Par quel tour de passe-passe l’attribut des «cailleras» des années 1990, soit une classe sociale défavorisée et méprisée, est-il devenu le summum de la fashion? Pour se renouveler, la mode pioche depuis toujours dans les marges. Et aujourd’hui, une nouvelle génération a pris le pouvoir: les millennials. Nés dans les années 2000, nourris à la culture internet, ces nouveaux jeunes sont ultra-consommateurs et nostalgiques des années 1990 –l’âge d’or du streetwear et du hip-hop.
Le jean à la peine
Le jogging, uniforme des rebelles 2.0? En tous cas, le bon vieux jean a du souci à se faire. Le cinq poches des pionniers n’a plus la faveur des jeunes. Les chiffres le prouvent: selon Kantar Worldpanel, s’il s’est encore écoulé soixante-dix millions de jeans en France en 2016, pour un chiffre d’affaires de 1,9 milliard d’euros, les volumes de vente stagnent.
Les clients ont vieilli –les consommateurs ont de plus de 35 ans. Du coup, les marques historiques sont à la peine. Levi’s tente de résister en multipliant les collaborations avec les créateurs branchés du moment, comme Vetements ou le Russe Gosha Rubchinskiy.
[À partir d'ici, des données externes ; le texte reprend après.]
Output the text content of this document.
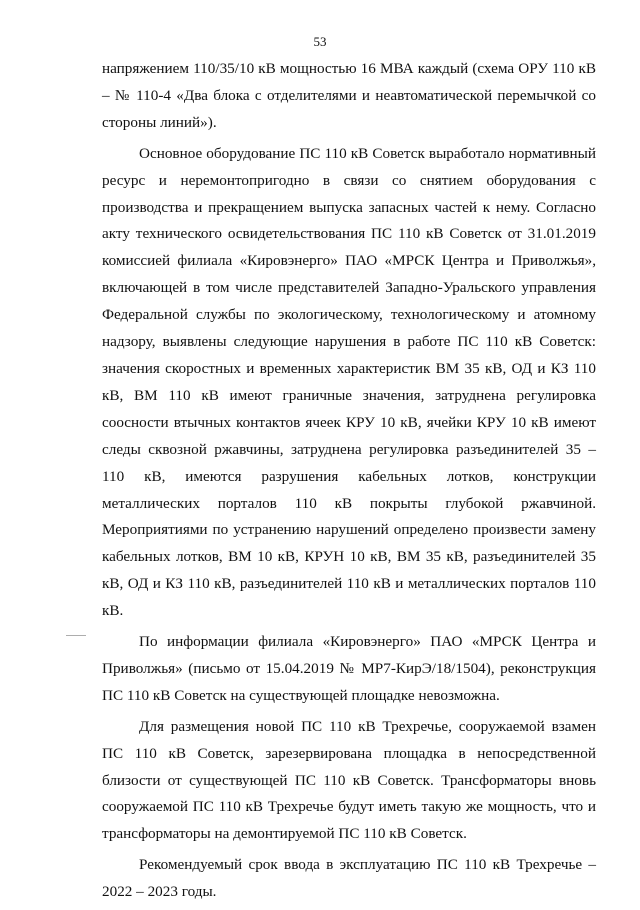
53

напряжением 110/35/10 кВ мощностью 16 МВА каждый (схема ОРУ 110 кВ – № 110-4 «Два блока с отделителями и неавтоматической перемычкой со стороны линий»).

Основное оборудование ПС 110 кВ Советск выработало нормативный ресурс и неремонтопригодно в связи со снятием оборудования с производства и прекращением выпуска запасных частей к нему. Согласно акту технического освидетельствования ПС 110 кВ Советск от 31.01.2019 комиссией филиала «Кировэнерго» ПАО «МРСК Центра и Приволжья», включающей в том числе представителей Западно-Уральского управления Федеральной службы по экологическому, технологическому и атомному надзору, выявлены следующие нарушения в работе ПС 110 кВ Советск: значения скоростных и временных характеристик ВМ 35 кВ, ОД и КЗ 110 кВ, ВМ 110 кВ имеют граничные значения, затруднена регулировка соосности втычных контактов ячеек КРУ 10 кВ, ячейки КРУ 10 кВ имеют следы сквозной ржавчины, затруднена регулировка разъединителей 35 – 110 кВ, имеются разрушения кабельных лотков, конструкции металлических порталов 110 кВ покрыты глубокой ржавчиной. Мероприятиями по устранению нарушений определено произвести замену кабельных лотков, ВМ 10 кВ, КРУН 10 кВ, ВМ 35 кВ, разъединителей 35 кВ, ОД и КЗ 110 кВ, разъединителей 110 кВ и металлических порталов 110 кВ.

По информации филиала «Кировэнерго» ПАО «МРСК Центра и Приволжья» (письмо от 15.04.2019 № МР7-КирЭ/18/1504), реконструкция ПС 110 кВ Советск на существующей площадке невозможна.

Для размещения новой ПС 110 кВ Трехречье, сооружаемой взамен ПС 110 кВ Советск, зарезервирована площадка в непосредственной близости от существующей ПС 110 кВ Советск. Трансформаторы вновь сооружаемой ПС 110 кВ Трехречье будут иметь такую же мощность, что и трансформаторы на демонтируемой ПС 110 кВ Советск.

Рекомендуемый срок ввода в эксплуатацию ПС 110 кВ Трехречье – 2022 – 2023 годы.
Le chiffre d’affaires du pionner du jean est pourtant à la peine, avec une croissance de seulement 1% en 2016.
Pour Marc Beaugé, il s’agit d’un effet de balancier prévisible: «dans les années 1960 et 1970, les baby-boomers se sont emparés du jean, symbole de la rébellion adolescente. Aujourd’hui, leurs petits-enfants, les millennials, rejettent ces codes. Bien qu’il soit simple à porter, le jean reste contraignant: il faut “faire” la toile rigide, qui se détend au fil du temps, alors que le jogging est hyper confort et polyvalent. On peut peut dormir dedans, squatter avec chez soi. D’une certaine façon, c’est le vêtement par excellence de la génération Netflix et Deliveroo, qui ne sort pas de chez elle, qui se fait livrer sa bouffe et à qui tous les biens culturels arrivent via internet».
Pauvres baby-boomers: on leur a déjà enlevé Johnny et la Harley-Davidson, en crise, voilà que c’est la fin du mythique jean. Tout fout le camp!